From Mark Bittman’s blog.


  • 4 tablespoons (1/2 stick) cold butter, plus butter for the pan 
  • 2 cups all-purpose flour (I did a combination of 1 ¼ cups all-purpose, ½ cup whole wheat, and ¼ cup course wheat bran) 
  • 1 cup brown sugar (golden or dark) 
  • 1 ½ teaspoons baking powder 
  • ½ teaspoon baking soda 
  • 1 teaspoon salt 
  • ¾ cup almond milk 
  • 1 tablespoon grated orange zest 
  • 1 egg 
  • 1 cup grated carrots
  • ½ cup sliced almonds


  1. Heat the oven to 350° F. 
  2. Grease a 9 x 5-inch loaf pan with butter. 
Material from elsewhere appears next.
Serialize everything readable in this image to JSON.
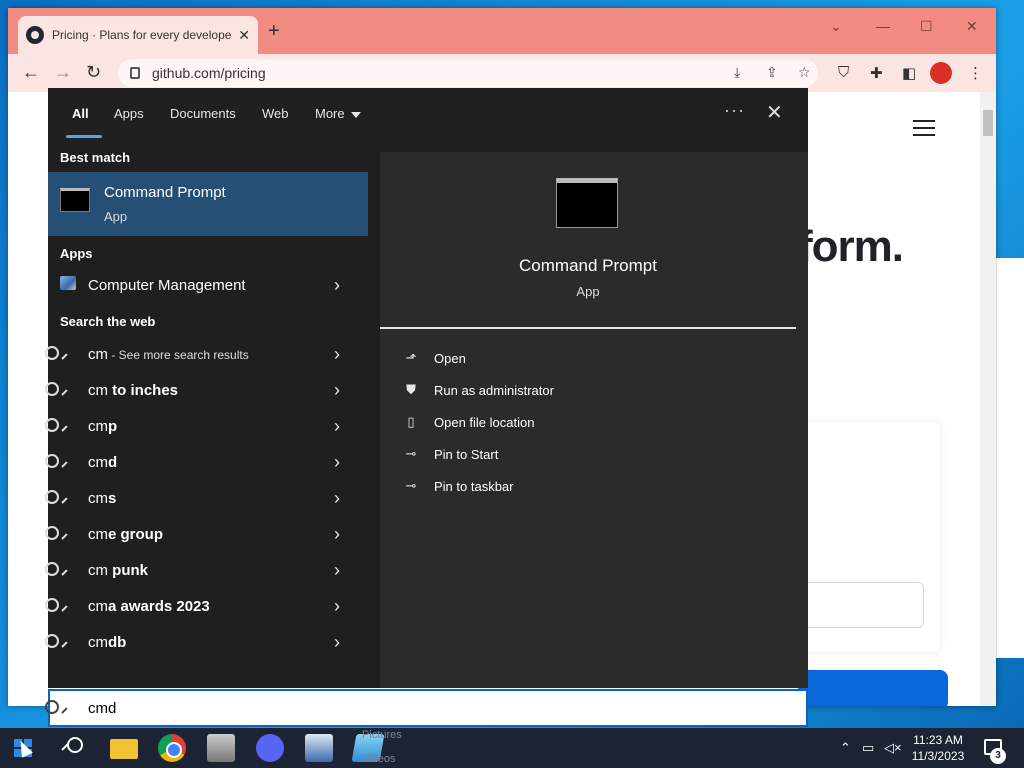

  3. Stir together the dry ingredients. 
  4. Cut the butter into bits, then use a fork, 2 knives, or your fingers to cut or rub it into the dry ingredients until there are no pieces bigger than a small pea. (You can use a food processor for this step, which makes it quite easy, but you should not use a food processor for the remaining steps or the bread will be tough.) 
  5. Beat together the milk, zest and egg. 
  6. Pour into the dry ingredients, mixing just enough to moisten; do not beat and do not mix until the batter is smooth. 
  7. Fold in the fruit and the nuts, then pour and spoon the batter into the loaf pan. 
  8. Bake for about an hour, or until the bread is golden brown and a toothpick inserted into the center comes out clean.